Static Generator

See also

Unit Systems and Conventions

Create Function

pandapower.create_sgen(net, bus, p_kw, q_kvar=0, sn_kva=<Mock name='mock.nan' id='139784447464168'>, name=None, index=None, scaling=1.0, type=None, in_service=True, max_p_kw=<Mock name='mock.nan' id='139784447464168'>, min_p_kw=<Mock name='mock.nan' id='139784447464168'>, max_q_kvar=<Mock name='mock.nan' id='139784447464168'>, min_q_kvar=<Mock name='mock.nan' id='139784447464168'>, controllable=<Mock name='mock.nan' id='139784447464168'>)

Adds one static generator in table net[“sgen”].

Static generators are modelled as negative PQ loads. This element is used to model generators with a constant active and reactive power feed-in. If you want to model a voltage controlled generator, use the generator element instead.

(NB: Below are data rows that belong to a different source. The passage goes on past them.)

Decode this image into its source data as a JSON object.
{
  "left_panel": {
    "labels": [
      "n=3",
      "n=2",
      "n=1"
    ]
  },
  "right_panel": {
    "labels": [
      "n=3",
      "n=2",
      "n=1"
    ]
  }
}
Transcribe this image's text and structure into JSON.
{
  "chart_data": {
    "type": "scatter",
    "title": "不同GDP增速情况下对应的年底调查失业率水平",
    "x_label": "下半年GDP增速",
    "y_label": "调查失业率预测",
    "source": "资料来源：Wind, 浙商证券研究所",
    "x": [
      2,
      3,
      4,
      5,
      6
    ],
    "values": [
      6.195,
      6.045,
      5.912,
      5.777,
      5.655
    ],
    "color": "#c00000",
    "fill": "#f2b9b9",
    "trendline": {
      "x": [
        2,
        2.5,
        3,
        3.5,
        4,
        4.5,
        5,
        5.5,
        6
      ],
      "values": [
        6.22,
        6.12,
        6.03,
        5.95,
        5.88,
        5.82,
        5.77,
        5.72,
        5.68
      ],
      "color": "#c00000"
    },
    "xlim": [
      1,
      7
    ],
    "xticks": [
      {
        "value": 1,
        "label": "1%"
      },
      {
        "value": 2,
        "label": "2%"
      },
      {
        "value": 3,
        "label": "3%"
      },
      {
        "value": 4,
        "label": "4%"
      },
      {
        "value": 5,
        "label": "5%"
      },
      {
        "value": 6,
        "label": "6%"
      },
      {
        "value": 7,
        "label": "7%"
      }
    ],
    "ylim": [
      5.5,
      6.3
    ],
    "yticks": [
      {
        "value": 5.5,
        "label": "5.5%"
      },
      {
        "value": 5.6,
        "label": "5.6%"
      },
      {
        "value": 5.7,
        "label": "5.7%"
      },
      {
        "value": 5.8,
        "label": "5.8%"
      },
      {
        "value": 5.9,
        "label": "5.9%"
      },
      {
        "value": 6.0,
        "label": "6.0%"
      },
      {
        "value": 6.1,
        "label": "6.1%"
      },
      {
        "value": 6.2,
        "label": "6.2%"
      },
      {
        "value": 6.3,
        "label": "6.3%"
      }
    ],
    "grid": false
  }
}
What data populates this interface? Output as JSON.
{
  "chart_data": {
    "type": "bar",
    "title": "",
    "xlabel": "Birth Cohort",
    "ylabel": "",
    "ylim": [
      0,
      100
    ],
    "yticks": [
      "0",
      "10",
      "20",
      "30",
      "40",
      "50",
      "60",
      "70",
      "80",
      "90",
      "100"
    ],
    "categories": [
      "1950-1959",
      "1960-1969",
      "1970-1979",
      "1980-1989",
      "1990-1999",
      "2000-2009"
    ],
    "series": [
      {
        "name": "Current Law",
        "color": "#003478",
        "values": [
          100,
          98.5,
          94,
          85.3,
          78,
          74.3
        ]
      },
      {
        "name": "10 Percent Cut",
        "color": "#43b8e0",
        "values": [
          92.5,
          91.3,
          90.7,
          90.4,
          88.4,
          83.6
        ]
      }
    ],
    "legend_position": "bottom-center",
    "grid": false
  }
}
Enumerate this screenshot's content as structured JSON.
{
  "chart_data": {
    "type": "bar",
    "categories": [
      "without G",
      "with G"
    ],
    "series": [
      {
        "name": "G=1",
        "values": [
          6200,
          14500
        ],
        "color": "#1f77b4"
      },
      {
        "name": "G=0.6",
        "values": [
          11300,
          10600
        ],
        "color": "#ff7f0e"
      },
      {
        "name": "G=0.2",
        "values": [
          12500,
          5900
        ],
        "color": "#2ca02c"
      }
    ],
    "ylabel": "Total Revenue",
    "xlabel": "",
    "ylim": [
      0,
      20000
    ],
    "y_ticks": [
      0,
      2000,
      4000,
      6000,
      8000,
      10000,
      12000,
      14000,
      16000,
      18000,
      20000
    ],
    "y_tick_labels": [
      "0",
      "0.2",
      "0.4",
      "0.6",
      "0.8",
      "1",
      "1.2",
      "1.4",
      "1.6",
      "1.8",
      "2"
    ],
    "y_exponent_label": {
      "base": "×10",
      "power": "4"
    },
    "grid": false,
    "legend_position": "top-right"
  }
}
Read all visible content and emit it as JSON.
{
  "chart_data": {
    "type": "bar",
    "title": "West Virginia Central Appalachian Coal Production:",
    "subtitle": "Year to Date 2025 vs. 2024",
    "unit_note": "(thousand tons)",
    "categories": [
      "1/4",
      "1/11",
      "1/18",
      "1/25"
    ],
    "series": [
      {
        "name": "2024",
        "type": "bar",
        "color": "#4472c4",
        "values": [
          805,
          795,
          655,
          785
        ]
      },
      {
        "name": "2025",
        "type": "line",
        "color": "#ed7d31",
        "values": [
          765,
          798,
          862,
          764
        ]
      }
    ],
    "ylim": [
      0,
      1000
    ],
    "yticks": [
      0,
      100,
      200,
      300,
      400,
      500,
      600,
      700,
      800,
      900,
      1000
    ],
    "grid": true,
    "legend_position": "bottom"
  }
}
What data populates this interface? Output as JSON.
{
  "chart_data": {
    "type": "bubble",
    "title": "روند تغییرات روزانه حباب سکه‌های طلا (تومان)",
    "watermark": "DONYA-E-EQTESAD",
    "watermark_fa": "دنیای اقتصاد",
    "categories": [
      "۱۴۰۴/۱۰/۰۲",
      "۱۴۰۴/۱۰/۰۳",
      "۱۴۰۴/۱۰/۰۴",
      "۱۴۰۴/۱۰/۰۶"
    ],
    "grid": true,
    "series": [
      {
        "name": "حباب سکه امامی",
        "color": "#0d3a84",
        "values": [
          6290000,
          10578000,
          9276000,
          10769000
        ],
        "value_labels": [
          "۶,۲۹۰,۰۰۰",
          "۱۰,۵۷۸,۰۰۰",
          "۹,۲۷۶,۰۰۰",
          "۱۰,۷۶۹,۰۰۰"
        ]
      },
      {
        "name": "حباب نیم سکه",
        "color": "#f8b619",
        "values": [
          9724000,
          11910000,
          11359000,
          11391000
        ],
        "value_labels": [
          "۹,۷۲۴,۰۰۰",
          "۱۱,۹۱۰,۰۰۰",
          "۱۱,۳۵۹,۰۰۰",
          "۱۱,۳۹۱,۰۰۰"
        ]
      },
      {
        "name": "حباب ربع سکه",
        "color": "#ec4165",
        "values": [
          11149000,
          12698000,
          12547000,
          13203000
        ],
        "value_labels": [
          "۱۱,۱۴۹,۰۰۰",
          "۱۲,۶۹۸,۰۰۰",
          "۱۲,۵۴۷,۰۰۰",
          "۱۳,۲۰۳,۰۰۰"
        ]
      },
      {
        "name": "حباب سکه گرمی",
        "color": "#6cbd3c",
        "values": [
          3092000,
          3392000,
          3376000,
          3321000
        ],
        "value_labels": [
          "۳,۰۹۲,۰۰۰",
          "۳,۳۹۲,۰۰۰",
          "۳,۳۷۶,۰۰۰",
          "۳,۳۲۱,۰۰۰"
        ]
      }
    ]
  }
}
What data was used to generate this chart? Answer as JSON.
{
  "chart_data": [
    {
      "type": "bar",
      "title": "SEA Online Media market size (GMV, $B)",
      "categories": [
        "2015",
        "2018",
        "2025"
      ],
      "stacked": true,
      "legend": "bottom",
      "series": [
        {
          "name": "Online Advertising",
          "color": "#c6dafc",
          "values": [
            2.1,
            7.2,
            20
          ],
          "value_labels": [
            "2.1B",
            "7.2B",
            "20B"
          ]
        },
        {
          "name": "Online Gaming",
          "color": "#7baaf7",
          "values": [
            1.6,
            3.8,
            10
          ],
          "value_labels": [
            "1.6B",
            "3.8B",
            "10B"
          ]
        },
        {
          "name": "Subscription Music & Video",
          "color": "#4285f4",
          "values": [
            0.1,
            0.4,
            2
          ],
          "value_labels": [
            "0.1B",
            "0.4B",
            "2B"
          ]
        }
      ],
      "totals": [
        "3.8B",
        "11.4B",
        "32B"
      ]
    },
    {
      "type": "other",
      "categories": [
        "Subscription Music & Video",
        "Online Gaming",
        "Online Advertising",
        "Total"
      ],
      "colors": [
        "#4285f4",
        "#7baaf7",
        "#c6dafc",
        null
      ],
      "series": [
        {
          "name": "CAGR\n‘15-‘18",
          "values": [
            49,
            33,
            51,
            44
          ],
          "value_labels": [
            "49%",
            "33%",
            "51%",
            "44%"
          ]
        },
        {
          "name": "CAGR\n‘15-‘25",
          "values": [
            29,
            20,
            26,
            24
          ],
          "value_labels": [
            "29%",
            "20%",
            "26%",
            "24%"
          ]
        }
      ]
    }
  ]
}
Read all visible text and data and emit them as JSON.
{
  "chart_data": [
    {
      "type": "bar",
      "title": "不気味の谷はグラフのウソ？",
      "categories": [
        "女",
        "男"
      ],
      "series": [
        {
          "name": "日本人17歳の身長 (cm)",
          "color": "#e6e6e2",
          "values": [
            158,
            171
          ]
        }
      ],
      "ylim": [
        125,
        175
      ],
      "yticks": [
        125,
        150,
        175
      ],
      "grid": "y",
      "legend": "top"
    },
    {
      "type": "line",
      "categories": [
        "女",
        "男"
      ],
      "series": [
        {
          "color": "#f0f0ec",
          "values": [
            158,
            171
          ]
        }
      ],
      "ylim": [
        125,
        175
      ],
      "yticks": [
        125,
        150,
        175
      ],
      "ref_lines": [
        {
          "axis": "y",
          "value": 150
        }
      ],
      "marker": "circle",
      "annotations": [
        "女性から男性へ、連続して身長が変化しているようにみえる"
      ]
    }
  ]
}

All elements in the grid are modelled in the consumer system, including generators! If you want to model the generation of power, you have to assign a negative active power to the generator. Please pay attention to the correct signing of the reactive power as well.

INPUT:

net - The net within this static generator should be created

bus (int) - The bus id to which the static generator is connected

OPTIONAL:

p_kw (float, default 0) - The real power of the static generator (negative for generation!)

q_kvar (float, default 0) - The reactive power of the sgen

sn_kva (float, default None) - Nominal power of the sgen

name (string, default None) - The name for this sgen

index (int, None) - Force the specified index. If None, the next highest available index

is used

scaling (float, 1.) - An OPTIONAL scaling factor to be set customly

type (string, None) - type variable to classify the static generator

in_service (boolean) - True for in_service or False for out of service

controllable (bool, NaN) - Whether this generator is controllable by the optimal powerflow

OUTPUT:

index - The unique id of the created sgen

EXAMPLE:

create_sgen(net, 1, p_kw = -120)

Input Parameters

net.sgen

Parameter	Datatype	Value Range	Explanation
name	string		name of the static generator
type	string	naming conventions: “PV” - photovoltaic system “WP” - wind power system “CHP” - combined heating and power system	type of generator
bus*	integer		index of connected bus
p_kw*	float	\(\leq\) 0	active power of the static generator [kW]
q_kvar*	float		reactive power of the static generator [kVar]
sn_kva	float	\(>\) 0	rated power ot the static generator [kVA]
scaling*	float	\(\geq\) 0	scaling factor for the active and reactive power
max_p_kw**	float		Maximum active power
min_p_kw**	float		Minimum active power
max_q_kvar**	float		Maximum reactive power
min_q_kvar**	float		Minimum reactive power
controllable**	bool		States if sgen is controllable or not, sgen will not be used as a flexibilty if it is not controllable
in_service*	boolean	True / False	specifies if the generator is in service.

*necessary for executing a power flow calculation
**optimal power flow parameter

Electric Model

Static Generators are modelled as PQ-buses in the power flow calculation:

The PQ-Values are calculated from the parameter table values as:

\begin{align*} P_{sgen} &= p\_kw \cdot scaling \\ Q_{sgen} &= q\_kvar \cdot scaling \\ \end{align*}

Note

Static generators should always have a negative p_kw value, since all power values are given in the consumer system. If you want to model constant power consumption, please use the load element instead of a static generator with positive active power value. If you want to model a voltage controlled generator, use the generator element.

Note

The apparent power value sn_kva is provided as additional information for usage in controller or other applications based on panadapower. It is not considered in the power flow!

Result Parameters

net.res_sgen

Parameter	Datatype	Explanation
p_kw	float	resulting active power demand after scaling [kW]
q_kvar	float	resulting reactive power demand after scaling [kVar]

The power values in the net.res_sgen table are equivalent to \(P_{sgen}\) and \(Q_{sgen}\).